3. Aches in old bone injuries.
I was warned about this by another pillpopper prior to taking calcium the first time. Rebuilding calcium levels, either with calcium or with vitamin D, might encourage your body to start repairing old bone injuries, causing fleeting aches and pains. For me the loci of the pains correspond closely to past incidents involving coffee tables, ten-speed bikes, and gravel running tracks.

Note: beware a constant, dull pain, as it can be a sign of toxicity, which I once had after waaaaaaaay too much vitamin A.

How I treated carpal tunnel syndrome

This was straightforward enough: vitamin B6. Carpal tunnel syndrome was endemic among my fellow data entry workers in XYZ insurance company’s workers’ comp processing department.

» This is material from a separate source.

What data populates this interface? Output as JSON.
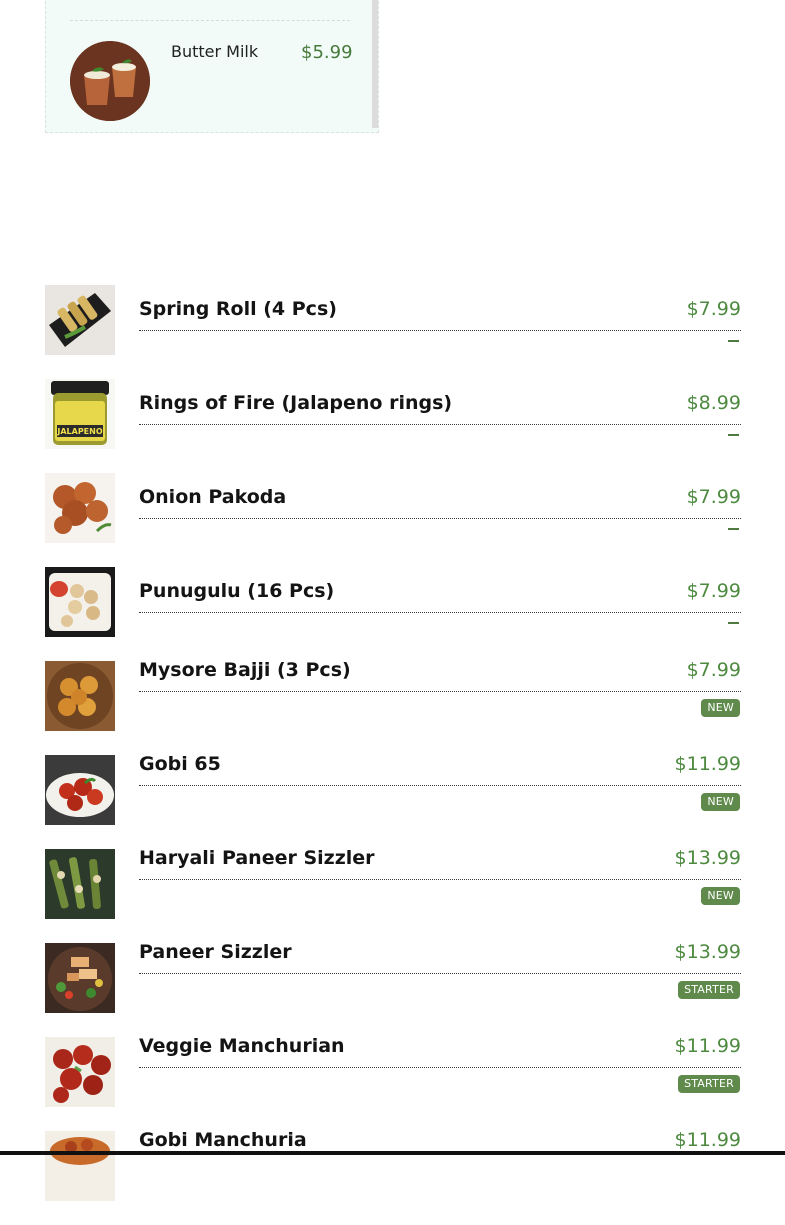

About every tenth woman there (we were 98% women) wore a wrist brace. I escaped their fate until a few years later at another typing-intensive job, by which time I had already heard about the connection with vitamin B6.

I don’t remember how much I used, but it wasn’t crazy — maybe 100 mg a day? I might also have been taking B-complex, which would be another 50 mg of B6. It didn’t take long to work — a month at most. I continued to take it long after the pain disappeared, as I was nervous about the possibility of the pain returning, since I was still a keyboard slave. But eventually I did and the carpal tunnel never returned.

A more active form of vitamin B6, P5P (pyridoxal-5-phosphate), might be called for if you have no luck with regular vitamin B6.

I also discovered early on that I cannot use a center-placed trackpad on a laptop. Just 10 minutes contorting myself with that thing makes my arms hurt. I’m also careful not to get the mouse, and thus my elbow, too close to my body when I’m working at the computer. (Check out this guy who avoids the mouse entirely by using not one but two Apple Magic Trackpads, one on each side of his keyboard.)